Artık gelişmeleri sır gibi saklamak yerine, başkaları ile paylaşmak daha yaygın hale geliyor.

Bir başka devrim ise açık kaynak ile yapılan yenilikler. Dünya'nın her yerinden insanlar şu ana kadar milyonlarca satır kod yazdı, milyonlarca iş saati projeler üzerinde çalıştılar. Parasal bir özendirme olmadan, dünya devleri ile yarışır hale geldiler. (Mozilla ve Linux) Bu model yazılım endüstrisinin dışına da çıktı ve sağlık, bioteknoloji, üretim gibi alanlarda da denendi.

Hızlı bir teknolojik gelişim olan bir dünyada güçlü patentler önemini kaybediyor. Şirketler ürettikleri ürünü değiştirmeden uzun süre satamıyorlar. Ürünlerini sürekli geliştirmek zorundalar.


6- Mühendisliğin Değişken Yüzü

Yeni teknolojilerin geliştirilmesi 2028'deki yetenekli ve yenilikçi makine mühendislerinden istenilecek.

Daha fazla bayan makine mühendisi yetiştirme yenilikleri ve rekabeti iyileştirir.

Küresel göç işgücünü zenginleştiriyor.


7- Nano-Bio geleceği

Nanoteknoloji ve bioteknoloji gelecek 20 yıldaki teknolojik gelişmelerde baskın rol oynayacak. Nano ve Bio gelecekteki mühendislerin tıp, su, enerji, tarım ve çevre gibi alanlardaki problemleri çözmesine yardımcı olacak.

Nanoteknoloji ve bioteknolojide makine mühendisleri için çok büyük fırsatlar var.

Raporda nanoteknolojinin kullanım alanlarından bahsetmiş. O kısımlardan bahsetmek istemiyorum. Merak edenler bu blogu gezebilir. :)


8- Evde Tasarım

2028'de bilgisayar tabanlı tasarım, malzeme, robotik, nanoteknoloji ve bioteknolojideki gelişmeler, yeni ürün tasarımı ve üretimini demokratik hale getirecek. Mühendisler yerel problemlere çözüm bulabilecek. Şahsi mühendisler kendi aletlerini kendileri tasarlayacak ve mühendislik girişimciler için rönasansı oluşturucaklar.

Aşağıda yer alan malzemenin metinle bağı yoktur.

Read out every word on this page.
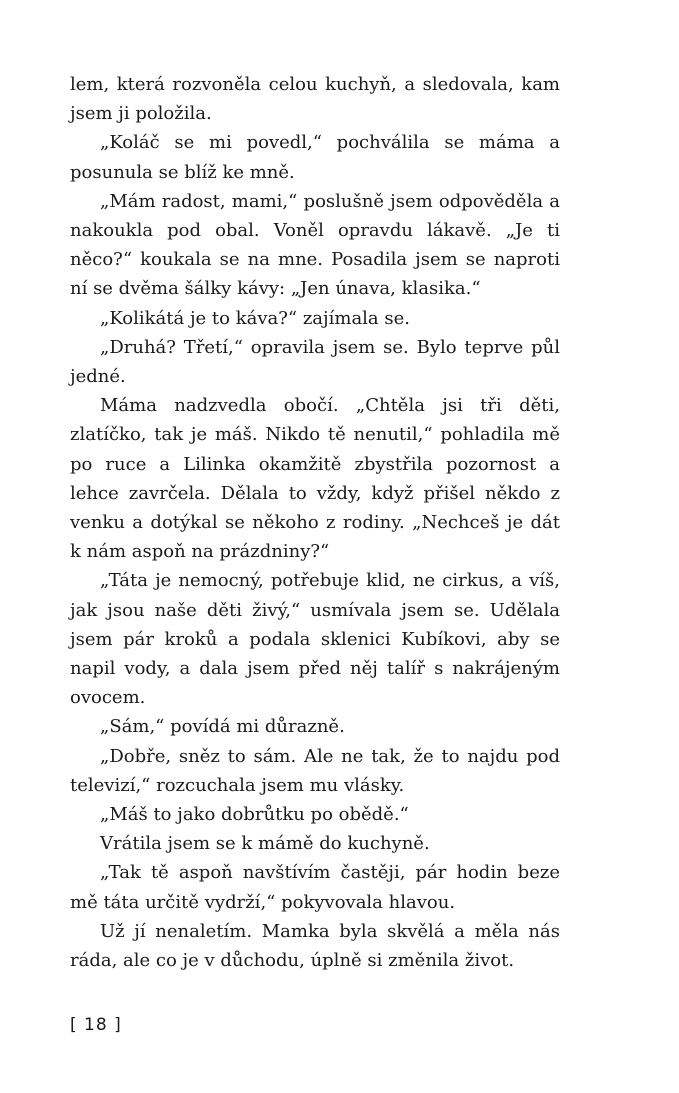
lem, která rozvoněla celou kuchyň, a sledovala, kam jsem ji položila.

„Koláč se mi povedl,“ pochválila se máma a posunula se blíž ke mně.

„Mám radost, mami,“ poslušně jsem odpověděla a nakoukla pod obal. Voněl opravdu lákavě. „Je ti něco?“ koukala se na mne. Posadila jsem se naproti ní se dvěma šálky kávy: „Jen únava, klasika.“

„Kolikátá je to káva?“ zajímala se.

„Druhá? Třetí,“ opravila jsem se. Bylo teprve půl jedné.

Máma nadzvedla obočí. „Chtěla jsi tři děti, zlatíčko, tak je máš. Nikdo tě nenutil,“ pohladila mě po ruce a Lilinka okamžitě zbystřila pozornost a lehce zavrčela. Dělala to vždy, když přišel někdo z venku a dotýkal se někoho z rodiny. „Nechceš je dát k nám aspoň na prázdniny?“

„Táta je nemocný, potřebuje klid, ne cirkus, a víš, jak jsou naše děti živý,“ usmívala jsem se. Udělala jsem pár kroků a podala sklenici Kubíkovi, aby se napil vody, a dala jsem před něj talíř s nakrájeným ovocem.

„Sám,“ povídá mi důrazně.

„Dobře, sněz to sám. Ale ne tak, že to najdu pod televizí,“ rozcuchala jsem mu vlásky.

„Máš to jako dobrůtku po obědě.“

Vrátila jsem se k mámě do kuchyně.

„Tak tě aspoň navštívím častěji, pár hodin beze mě táta určitě vydrží,“ pokyvovala hlavou.

Už jí nenaletím. Mamka byla skvělá a měla nás ráda, ale co je v důchodu, úplně si změnila život.

[ 18 ]
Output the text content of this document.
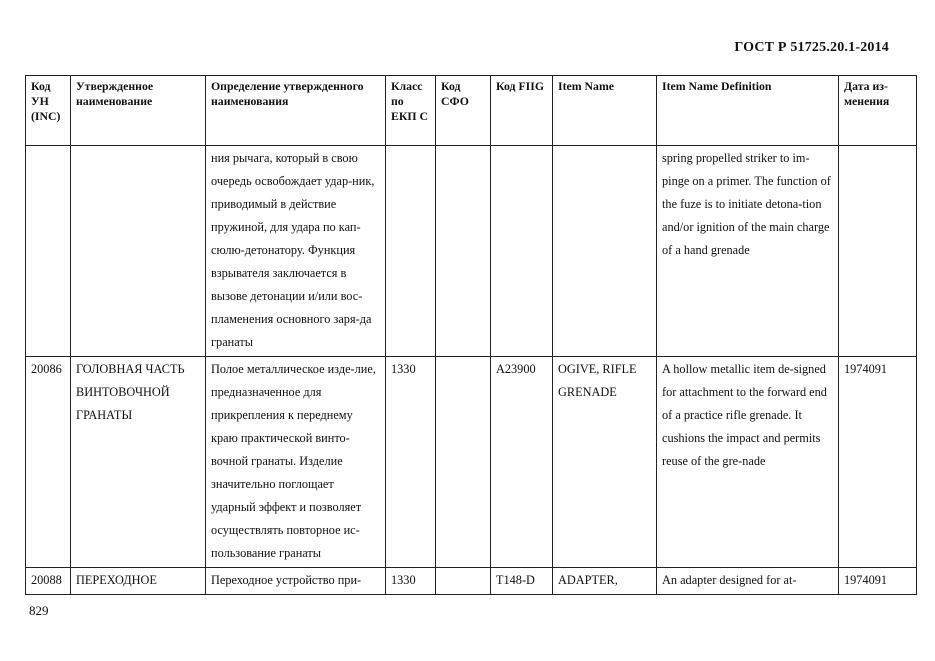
ГОСТ Р 51725.20.1-2014
Код УН (INC)	Утвержденное наименование	Определение утвержденного наименования	Класс по ЕКП С	Код СФО	Код FIIG	Item Name	Item Name Definition	Дата из-менения
		ния рычага, который в свою очередь освобождает удар-ник, приводимый в действие пружиной, для удара по кап-сюлю-детонатору. Функция взрывателя заключается в вызове детонации и/или вос-пламенения основного заря-да гранаты					spring propelled striker to im-pinge on a primer. The function of the fuze is to initiate detona-tion and/or ignition of the main charge of a hand grenade	
20086	ГОЛОВНАЯ ЧАСТЬ ВИНТОВОЧНОЙ ГРАНАТЫ	Полое металлическое изде-лие, предназначенное для прикрепления к переднему краю практической винто-вочной гранаты. Изделие значительно поглощает ударный эффект и позволяет осуществлять повторное ис-пользование гранаты	1330		A23900	OGIVE, RIFLE GRENADE	A hollow metallic item de-signed for attachment to the forward end of a practice rifle grenade. It cushions the impact and permits reuse of the gre-nade	1974091
20088	ПЕРЕХОДНОЕ	Переходное устройство при-	1330		T148-D	ADAPTER,	An adapter designed for at-	1974091
829
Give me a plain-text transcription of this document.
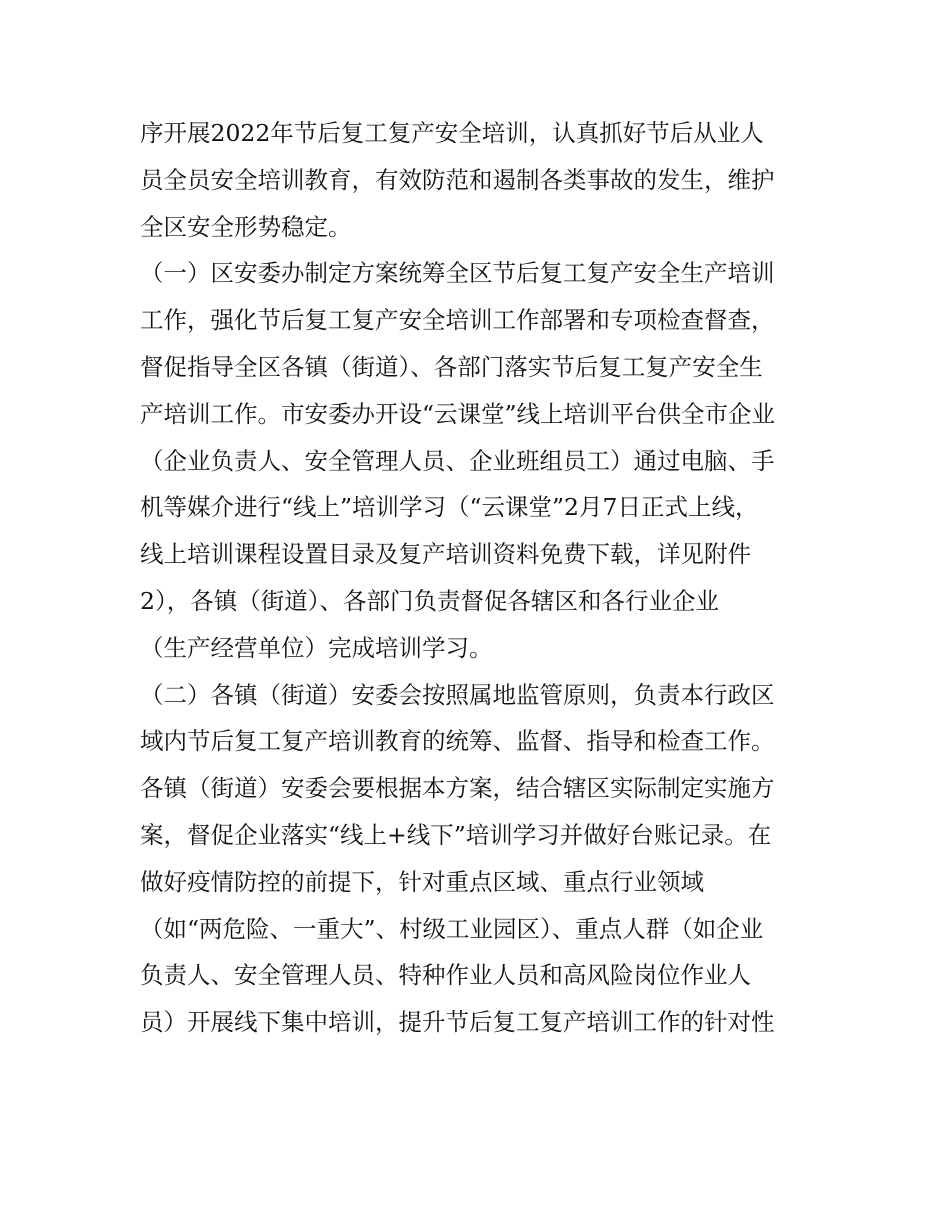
序开展2022年节后复工复产安全培训，认真抓好节后从业人
员全员安全培训教育，有效防范和遏制各类事故的发生，维护
全区安全形势稳定。
（一）区安委办制定方案统筹全区节后复工复产安全生产培训
工作，强化节后复工复产安全培训工作部署和专项检查督查，
督促指导全区各镇（街道）、各部门落实节后复工复产安全生
产培训工作。市安委办开设“云课堂”线上培训平台供全市企业
（企业负责人、安全管理人员、企业班组员工）通过电脑、手
机等媒介进行“线上”培训学习（“云课堂”2月7日正式上线，
线上培训课程设置目录及复产培训资料免费下载，详见附件
2），各镇（街道）、各部门负责督促各辖区和各行业企业
（生产经营单位）完成培训学习。
（二）各镇（街道）安委会按照属地监管原则，负责本行政区
域内节后复工复产培训教育的统筹、监督、指导和检查工作。
各镇（街道）安委会要根据本方案，结合辖区实际制定实施方
案，督促企业落实“线上+线下”培训学习并做好台账记录。在
做好疫情防控的前提下，针对重点区域、重点行业领域
（如“两危险、一重大”、村级工业园区）、重点人群（如企业
负责人、安全管理人员、特种作业人员和高风险岗位作业人
员）开展线下集中培训，提升节后复工复产培训工作的针对性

Gelecek mühendisler bütün ürünleri ayrı ayrı parçalar yerine, bir sistem olarak tasarlayabilecekler. Bu mühendisleri kapasitesini artıracak ve daha karmaşık tasarımların her yerde yapılabilmesini sağlayacak.

Sanal alemler iş arkadaşları ile iletişime geçmenin yeni bir yolu olacak.

Hızlı prototipleme ve üretim laboratuvarları sayesinde kişisel üretim ofis, sınıf gibi yerlerde yapılabilecek. Üretim belki bir hobi haline gelecek. 20 yıl içerisinde ev fabrikaların ekonomik olarak da uygun olacağı düşünülüyor.

-------------------------------------------------------------------------------------------------

Durum bu arkadaşlar. Artık mesleklerin sınırı kalkıyor, ülkelerin sınırı kalktığı gibi. Öğrenme isteği olmayan, çalışmak istemeyen, kendini geliştirmeyen, değişikliklere hızlı uyum sağlayamayanlara ekmek yok. 4 yıllık fakülte bitirmek günümüzde bile pek işe yaramıyor, 20 yılda ne olur siz düşünün!

Raporda yazılanlar hakkında düşüncelerinizi merakla bekliyorum. Sizce gelecek 20 yılda makine mühendislerinin ya da mühendislerin geleceği nasıl olacak?